Tension prevailed here for about five hours on Sunday as the police thwarted a bid by about 3,000 agitators to lay siege to the Kudankulam Nuclear Power Project (KKNPP) site to protest fuel-loading in the reactor.
Earlier in the day, the protesters, led by the People’s Movement Against Nuclear Energy convener, S.P. Udayakumar, surprised the police, who deployed about 4,000 personnel, marched towards the site through the shore around noon.
No personnel were deployed on the route as the police had expected them to go by Thomas Mandapam or Vairaavikinaru to reach the site.
When the protesters, some of them holding white flags, reached Sengalani Odai, 1.5 km from the reactor site, the personnel, present about 2 km away, rushed to the spot.
Tirunelveli Superintendent of Police Vijayendra Bidari, who reached there in 15 minutes, held talks with the agitators at Periyamulli on the beach.
He told them that they had no right to organise illegal demonstrations while they were free to challenge the Madras High Court’s order on fuel-loading. “You can’t just breach the prohibitory orders promulgated here,” he told them.
Subsequently, attempts by Collector R. Selvaraj and Inspector-General of Police (South Zone) Rajesh Das to pacify the protesters went in vain.
While the protesters squatted on the beach and continued their agitation, police stayed put there to stall their advancing further.
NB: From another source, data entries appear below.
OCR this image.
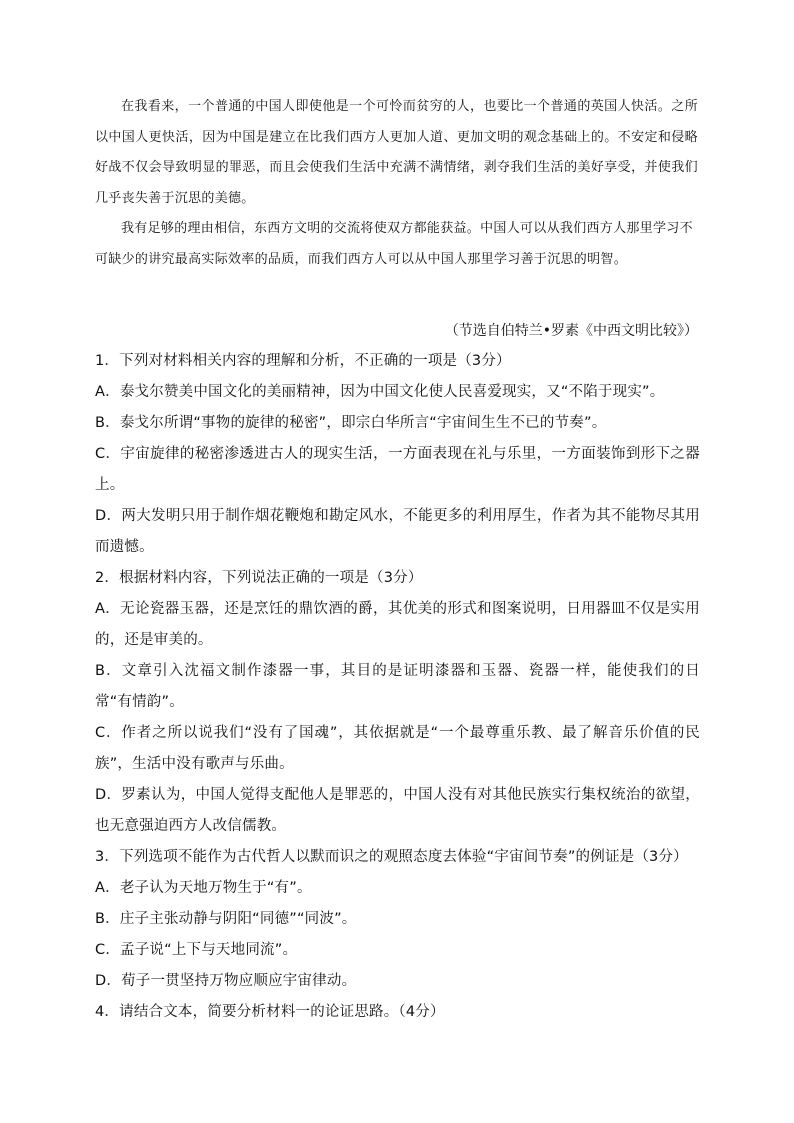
在我看来，一个普通的中国人即使他是一个可怜而贫穷的人，也要比一个普通的英国人快活。之所以中国人更快活，因为中国是建立在比我们西方人更加人道、更加文明的观念基础上的。不安定和侵略好战不仅会导致明显的罪恶，而且会使我们生活中充满不满情绪，剥夺我们生活的美好享受，并使我们几乎丧失善于沉思的美德。

我有足够的理由相信，东西方文明的交流将使双方都能获益。中国人可以从我们西方人那里学习不可缺少的讲究最高实际效率的品质，而我们西方人可以从中国人那里学习善于沉思的明智。

（节选自伯特兰•罗素《中西文明比较》）

1．下列对材料相关内容的理解和分析，不正确的一项是（3分）

A．泰戈尔赞美中国文化的美丽精神，因为中国文化使人民喜爱现实，又“不陷于现实”。

B．泰戈尔所谓“事物的旋律的秘密”，即宗白华所言“宇宙间生生不已的节奏”。

C．宇宙旋律的秘密渗透进古人的现实生活，一方面表现在礼与乐里，一方面装饰到形下之器上。

D．两大发明只用于制作烟花鞭炮和勘定风水，不能更多的利用厚生，作者为其不能物尽其用而遗憾。

2．根据材料内容，下列说法正确的一项是（3分）

A．无论瓷器玉器，还是烹饪的鼎饮酒的爵，其优美的形式和图案说明，日用器皿不仅是实用的，还是审美的。

B．文章引入沈福文制作漆器一事，其目的是证明漆器和玉器、瓷器一样，能使我们的日常“有情韵”。

C．作者之所以说我们“没有了国魂”，其依据就是“一个最尊重乐教、最了解音乐价值的民族”，生活中没有歌声与乐曲。

D．罗素认为，中国人觉得支配他人是罪恶的，中国人没有对其他民族实行集权统治的欲望，也无意强迫西方人改信儒教。

3．下列选项不能作为古代哲人以默而识之的观照态度去体验“宇宙间节奏”的例证是（3分）

A．老子认为天地万物生于“有”。

B．庄子主张动静与阴阳“同德”“同波”。

C．孟子说“上下与天地同流”。

D．荀子一贯坚持万物应顺应宇宙律动。

4．请结合文本，简要分析材料一的论证思路。（4分）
Even a fleet of government buses stationed off the beach for transporting the protesters in case of their arrest was withdrawn by the evening.
Police did not arrest anyone as “our target is not the innocent women and children, who have been compelled to join today’s agitation, and we want to arrest only those who organise the agitations against the KKNPP in violation of the prohibitory orders,” Mr Das said.
Police sources said the “operation” might resume on Monday.
Meanwhile, Dr. Udayakumar told reporters that the activists would withdraw the agitation provided Chief Minister Jayalalithaa gave them an assurance that fuel-loading would be suspended.